As sanções eram várias, podia ser redução salarial, ficar no banco, isto é, inactivo por um período de tempo, mudar para um outro local, mas sem grandes condições para o casal viver ou então, se o caso fosse considerado mais grave, entrariam no “hospital espiritual”.
A lógica do “hospital espiritual” seguia a lógica de um hospital normal, isto é, quando alguém está doente e de doença grave, contagiosa, fica internado para ser cuidado e não convém ter visitas para a doença não se pegar. Só que neste caso, a lógica tornou-se maquiavélico, a pessoa culpada, pela comissão de ética, tinha o rótulo de doente espiritual: “de desobediente”, uma doença considerada pela organização, de contagiosa, o desobediente podia contaminar muito mais pessoas a serem desobedientes à organização. O paciente ficava num gabinete isolado, à parte de todos e durante o período laboral, tinha de ler os livros da visão da igreja, os manuais das regras da igreja, repetir vezes sem conta a mesma leitura, orar muito e não podia falar com nenhum colega, assim como os colegas eram proibidos de falarem com essa pessoa, pois o perigo de contágio era grande, diziam.
Se alguém me contasse isto, eu não acreditaria, mas como eu vi e eu mesmo fui um dos pacientes desse hospital, sei o que estou a dizer. Ora isto é o quê? Simplesmente o crime de coação. O mesmo que, muitas empresas em Portugal cometem com muitos dos seus funcionários. Isolam as pessoas, criam ambientes de bullying para ver se a pessoa desiste e por ela mesmo se despeça.
A organização sempre diz: “Nós não despedimos ninguém, se alguém sai é porque quer”.
A maior das hipocrisias...
Outro exemplo de coação é ameaçar as pessoas com o medo do inferno e das maldições. Neste tipo de organização e denominação não se pode nunca contestar a liderança, pois é visto como um ato de rebelião, e usa-se a bíblia para se dizer: “Os rebeldes não entram no reino dos céus”. Para eles rebeldes são todos aqueles que não seguem as regras da organização, que contestam, que levantam a voz para dizer: “Isto é uma injustiça”, não se pode ler livros de outros autores, não se pode conviver com pessoas de outras igrejas, a não ser daquelas que autorizam.

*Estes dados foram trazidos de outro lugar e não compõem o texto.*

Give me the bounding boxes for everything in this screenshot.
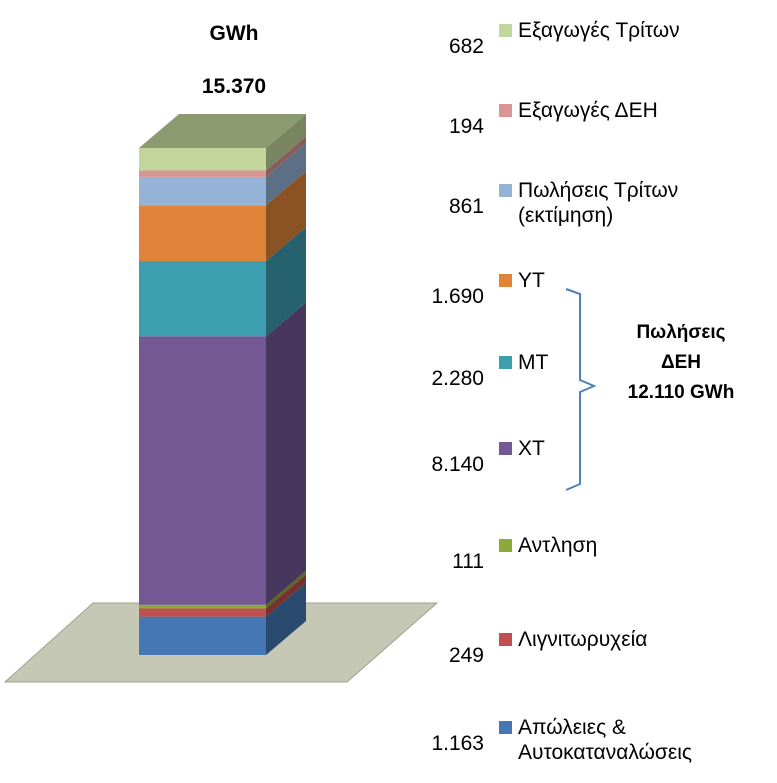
legend-label-sales_third: Πωλήσεις Τρίτων (εκτίμηση) xyxy=(518,179,679,227)
bar-segment-exports_third xyxy=(139,148,266,171)
bar-side-ht xyxy=(266,171,306,262)
bar-segment-lignite xyxy=(139,608,266,617)
bracket-annotation: Πωλήσεις ΔΕΗ 12.110 GWh xyxy=(596,318,766,408)
bar-segment-lt xyxy=(139,336,266,605)
bracket-line-2: ΔΕΗ xyxy=(660,352,702,373)
legend-value-exports_ppc: 194 xyxy=(448,115,484,138)
legend-swatch-exports_ppc xyxy=(499,104,512,117)
bar-side-exports_third xyxy=(266,114,306,171)
legend-value-lt: 8.140 xyxy=(431,453,484,476)
legend-value-mt: 2.280 xyxy=(431,367,484,390)
legend-swatch-sales_third xyxy=(499,184,512,197)
bar-segment-mt xyxy=(139,261,266,337)
legend-label-exports_ppc: Εξαγωγές ΔΕΗ xyxy=(518,99,658,122)
legend-value-ht: 1.690 xyxy=(431,285,484,308)
legend-value-lignite: 249 xyxy=(448,644,484,667)
bar-side-sales_third xyxy=(266,142,306,206)
bar-segment-exports_ppc xyxy=(139,170,266,177)
legend-label-pumping: Αντληση xyxy=(518,534,598,557)
bar-segment-losses xyxy=(139,616,266,655)
bar-side-losses xyxy=(266,582,306,655)
legend-label-ht: ΥΤ xyxy=(518,269,545,292)
bracket-line xyxy=(565,288,597,491)
legend-value-exports_third: 682 xyxy=(448,35,484,58)
bracket-line-1: Πωλήσεις xyxy=(636,322,726,343)
legend-swatch-losses xyxy=(499,721,512,734)
legend-value-pumping: 111 xyxy=(452,550,484,573)
stacked-bar xyxy=(139,114,306,655)
legend-label-exports_third: Εξαγωγές Τρίτων xyxy=(518,19,680,42)
legend-swatch-lt xyxy=(499,442,512,455)
bar-side-pumping xyxy=(266,570,306,609)
legend-swatch-lignite xyxy=(499,633,512,646)
bracket-line-3: 12.110 GWh xyxy=(627,382,735,403)
bar-side-lt xyxy=(266,302,306,605)
bar-top-face xyxy=(139,114,306,148)
legend-swatch-mt xyxy=(499,356,512,369)
bar-side-mt xyxy=(266,227,306,337)
legend-label-lignite: Λιγνιτωρυχεία xyxy=(518,628,648,651)
bar-side-lignite xyxy=(266,574,306,617)
legend-swatch-pumping xyxy=(499,539,512,552)
bar-segment-pumping xyxy=(139,604,266,609)
bar-segment-sales_third xyxy=(139,176,266,206)
legend-swatch-ht xyxy=(499,274,512,287)
legend-label-losses: Απώλειες & Αυτοκαταναλώσεις xyxy=(518,716,693,764)
unit-label: GWh xyxy=(209,22,259,45)
legend-label-mt: ΜΤ xyxy=(518,351,549,374)
bar-side-exports_ppc xyxy=(266,136,306,177)
total-label: 15.370 xyxy=(201,75,267,98)
legend-value-sales_third: 861 xyxy=(448,195,484,218)
bar-segment-ht xyxy=(139,205,266,262)
legend-value-losses: 1.163 xyxy=(431,732,484,755)
legend-swatch-exports_third xyxy=(499,24,512,37)
legend-label-lt: ΧΤ xyxy=(518,437,545,460)
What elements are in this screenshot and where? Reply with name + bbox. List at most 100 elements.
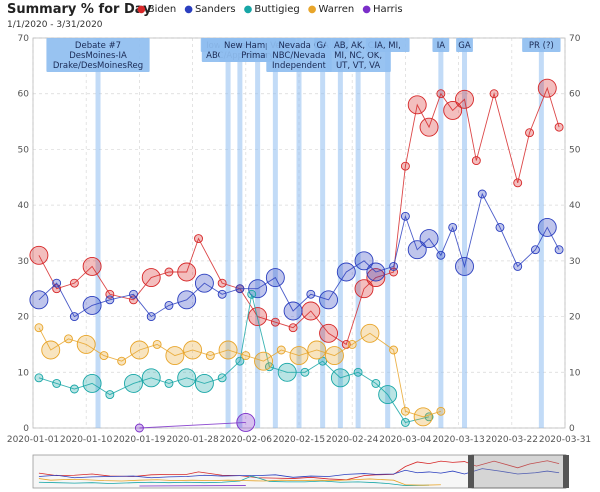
data-point-sanders (407, 240, 427, 260)
data-point-biden (177, 262, 197, 282)
data-point-sanders (306, 289, 316, 299)
data-point-biden (471, 156, 481, 166)
legend-dot-icon: ● (184, 4, 193, 15)
y-tick-label-left: 30 (18, 257, 30, 267)
data-point-buttigieg (124, 373, 143, 393)
y-tick-label-left: 10 (18, 368, 30, 378)
data-point-sanders (319, 290, 339, 310)
data-point-biden (141, 268, 161, 288)
data-point-buttigieg (52, 378, 62, 388)
data-point-sanders (537, 217, 557, 237)
data-point-warren (276, 345, 286, 355)
legend-item-biden[interactable]: ● Biden (137, 4, 176, 15)
event-label: IA (437, 41, 446, 51)
y-tick-label-left: 0 (23, 424, 29, 434)
data-point-biden (407, 95, 427, 115)
data-point-biden (400, 161, 410, 171)
data-point-biden (419, 117, 439, 137)
chart-subtitle: 1/1/2020 - 3/31/2020 (7, 20, 103, 30)
data-point-sanders (29, 290, 49, 310)
data-point-biden (436, 89, 446, 99)
event-label: UT, VT, VA (336, 61, 380, 71)
data-point-biden (354, 279, 374, 299)
data-point-buttigieg (217, 373, 227, 383)
event-label: IA, MI, (375, 41, 401, 51)
legend-item-harris[interactable]: ● Harris (362, 4, 402, 15)
legend-item-buttigieg[interactable]: ● Buttigieg (244, 4, 300, 15)
legend-label: Biden (147, 4, 177, 15)
event-band (255, 38, 261, 428)
data-point-biden (69, 278, 79, 288)
data-point-sanders (164, 300, 174, 310)
data-point-warren (41, 340, 61, 360)
navigator-handle-right[interactable] (563, 455, 569, 488)
data-point-warren (205, 351, 215, 361)
data-point-warren (360, 323, 380, 343)
data-point-sanders (283, 301, 303, 321)
event-label: DesMoines-IA (69, 51, 127, 61)
navigator-window[interactable] (471, 454, 567, 489)
data-point-sanders (265, 268, 285, 288)
x-tick-label: 2020-03-04 (379, 435, 432, 445)
data-point-buttigieg (371, 378, 381, 388)
data-point-biden (164, 267, 174, 277)
legend-item-warren[interactable]: ● Warren (308, 4, 354, 15)
legend-dot-icon: ● (307, 4, 317, 15)
data-point-biden (288, 323, 298, 333)
data-point-buttigieg (277, 362, 297, 382)
data-point-warren (117, 356, 127, 366)
data-point-buttigieg (164, 378, 174, 388)
event-label: New Hampshire (224, 41, 291, 51)
series-line-sanders (38, 192, 560, 318)
legend-item-sanders[interactable]: ● Sanders (184, 4, 235, 15)
event-band (385, 38, 391, 428)
event-band (272, 38, 278, 428)
data-point-biden (217, 278, 227, 288)
x-tick-label: 2020-01-28 (166, 435, 219, 445)
y-tick-label-right: 0 (569, 424, 575, 434)
data-point-warren (389, 345, 399, 355)
navigator-series-buttigieg (38, 475, 430, 486)
event-band (237, 38, 243, 428)
data-point-sanders (146, 312, 156, 322)
data-point-warren (99, 351, 109, 361)
series-line-harris (139, 421, 246, 429)
y-tick-label-left: 40 (18, 201, 30, 211)
data-point-sanders (248, 279, 268, 299)
event-band (538, 38, 544, 428)
data-point-sanders (194, 273, 214, 293)
data-point-sanders (389, 261, 399, 271)
y-tick-label-left: 50 (18, 145, 30, 155)
data-point-biden (443, 100, 463, 120)
data-point-warren (64, 334, 73, 344)
data-point-harris (134, 423, 144, 433)
navigator-handle-left[interactable] (468, 455, 474, 488)
event-band (296, 38, 302, 428)
data-point-warren (400, 406, 410, 416)
event-band (438, 38, 444, 428)
event-label: Independent (272, 61, 327, 71)
data-point-warren (152, 339, 162, 349)
data-point-buttigieg (177, 368, 197, 388)
data-point-biden (194, 234, 203, 244)
chart-title: Summary % for Day (7, 2, 152, 17)
x-tick-label: 2020-01-10 (60, 435, 113, 445)
data-point-warren (76, 334, 96, 354)
y-tick-label-right: 60 (569, 90, 581, 100)
data-point-warren (413, 407, 433, 427)
data-point-buttigieg (353, 367, 363, 377)
series-line-biden (38, 86, 560, 346)
data-point-warren (218, 340, 238, 360)
data-point-warren (165, 346, 185, 366)
data-point-sanders (105, 295, 115, 305)
event-label: PR (?) (529, 41, 554, 51)
data-point-harris (236, 412, 256, 432)
event-band (355, 38, 361, 428)
data-point-buttigieg (378, 385, 398, 405)
data-point-buttigieg (105, 390, 115, 400)
data-point-sanders (217, 289, 227, 299)
data-point-sanders (177, 290, 197, 310)
data-point-sanders (513, 261, 523, 271)
event-band (95, 38, 101, 428)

E se a pessoa é vista a falar ou tem no facebook como amigo alguém que eles consideram rebeldes, logo a pessoa é chamada à atenção e se não parar, levada à comissão de ética. Assim vivem muitos. Debaixo de um jugo, que Cristo não planeou para ninguém.
Daí que, a imagem de que mencionei acima neste texto entra, para mexer no emocional das pessoas. “O líder é um homem de Deus, já viste o poder que ele tem, o dinheiro que movimenta, as igrejas que tem, os aviões, as rádios, as televisão, ele vai a África, as multidões que o seguem, o modo como as pessoas dizem amém, etc. Se ele não fosse um homem de Deus verdadeiro não tinha todas estas bênçãos”. Ora aqui é que entra o engano. Quem não conhece o Evangelho acredita assim, mas quem conhece o Evangelho não se move pelas aparências. Porque o verdadeiro fruto do Evangelho não é a aparência de poses e bens, o tamanho do prédio, as multidões que nos seguem, os aviões e carros de luxo. O fruto do Evangelho é o amor, a justiça e a verdade; o amor que pratica a justiça e ama a verdade!